Now I'm going to be covering quantization in much more detail in other videos in this course, so let's just take a quick look at some of the basic features of quantizing here. First we need to enable the Input Quantize, so I'll check this button off. We also need to select the parameters that we want to use. In this case I'm actually going to just quantize to this 16th note grid and leave the rest of these other options off. So I am going to try this recording again. First I will undo the previous recording, and I am going to do another take.
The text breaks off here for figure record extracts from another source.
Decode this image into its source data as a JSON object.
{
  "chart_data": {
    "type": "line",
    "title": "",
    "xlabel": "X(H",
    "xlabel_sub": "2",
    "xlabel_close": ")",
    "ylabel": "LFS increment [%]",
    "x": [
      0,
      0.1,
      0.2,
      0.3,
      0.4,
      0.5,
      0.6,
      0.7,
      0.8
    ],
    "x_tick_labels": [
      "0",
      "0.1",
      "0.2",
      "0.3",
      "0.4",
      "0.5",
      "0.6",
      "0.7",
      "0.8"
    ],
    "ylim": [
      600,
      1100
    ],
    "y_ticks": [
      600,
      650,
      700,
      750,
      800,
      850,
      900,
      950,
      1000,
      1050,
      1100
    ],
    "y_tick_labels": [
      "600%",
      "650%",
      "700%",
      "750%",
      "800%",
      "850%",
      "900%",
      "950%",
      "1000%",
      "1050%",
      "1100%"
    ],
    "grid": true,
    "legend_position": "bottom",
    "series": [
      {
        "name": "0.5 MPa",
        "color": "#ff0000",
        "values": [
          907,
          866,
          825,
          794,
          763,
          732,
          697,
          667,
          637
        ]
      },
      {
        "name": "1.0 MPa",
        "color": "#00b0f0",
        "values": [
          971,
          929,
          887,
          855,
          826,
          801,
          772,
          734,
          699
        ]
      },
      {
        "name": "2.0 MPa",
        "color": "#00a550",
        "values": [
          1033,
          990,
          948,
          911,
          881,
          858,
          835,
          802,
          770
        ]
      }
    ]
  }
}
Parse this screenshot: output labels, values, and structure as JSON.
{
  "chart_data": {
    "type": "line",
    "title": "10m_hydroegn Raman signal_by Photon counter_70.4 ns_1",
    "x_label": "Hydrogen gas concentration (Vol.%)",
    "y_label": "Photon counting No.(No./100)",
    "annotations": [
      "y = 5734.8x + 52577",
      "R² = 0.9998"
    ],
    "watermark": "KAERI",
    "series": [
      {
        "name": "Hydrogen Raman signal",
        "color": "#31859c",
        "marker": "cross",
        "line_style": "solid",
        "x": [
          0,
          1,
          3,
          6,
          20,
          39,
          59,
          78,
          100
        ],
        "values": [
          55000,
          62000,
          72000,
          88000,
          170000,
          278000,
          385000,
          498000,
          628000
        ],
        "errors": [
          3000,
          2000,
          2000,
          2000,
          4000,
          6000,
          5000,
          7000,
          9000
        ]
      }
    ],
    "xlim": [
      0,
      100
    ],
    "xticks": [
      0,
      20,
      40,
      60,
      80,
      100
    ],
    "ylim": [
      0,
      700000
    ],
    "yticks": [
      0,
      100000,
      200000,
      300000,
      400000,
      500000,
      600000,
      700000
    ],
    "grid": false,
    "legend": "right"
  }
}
(Music Playing) So now I am going to zoom in and we will see how this performance works out. You will see that the notes are totally aligned with the grid. In fact, let me show the 16th note grid, and you will see that each note falls right on the gridlines. I like to use Input Quantize to immediately make my performances adhere to the grid, and this is terrific when we are trying to create beats that are totally in time and aligned with the tempo grid.
But, you can easily lose the human touch by relying on this feature all the time. Let's move on to another feature called MIDI Merge, and that's indicated by this button down here in the Transport window. We will turn that on. It's also, again, up here. The MIDI Merge function means that if we want to start recording over top of this performance here, the notes that we've previously recorded won't be erased, as they normally would be if I try to record again over top of this. Instead, with MIDI Merge engaged, these notes will still be here, and any new notes that are added are recorded and merged with the pre-existing notes.
So let's try this out. I'm going to zoom out a little bit, and I am going to record some more notes. (Music Playing) So as you can see here, the new notes that I just played are added to this MIDI clip, and the old notes from the previous take are still here. The notes have all been merged together, and this is a really great feature, especially when we are building drum loops, which I am going to cover in another video, or if you're trying to create multi-note chords, because you can just add one note at a time, building your chords as you go long.
Another simple way to add notes to a MIDI track or instrument track is to use the Pencil tool. So first I am going to switch over from clips to notes view, zoom in a little bit, and then go to the Pencil tool. I can come right down onto the track. Click to add a note. It's that simple. So the Wait for Note, MIDI Merge, Input Quantize, and inserting notes with the Pencil tool are all terrific features for creating MIDI tracks.
Practice using them and you will be able to create MIDI parts very quickly, which makes songwriting even more fun.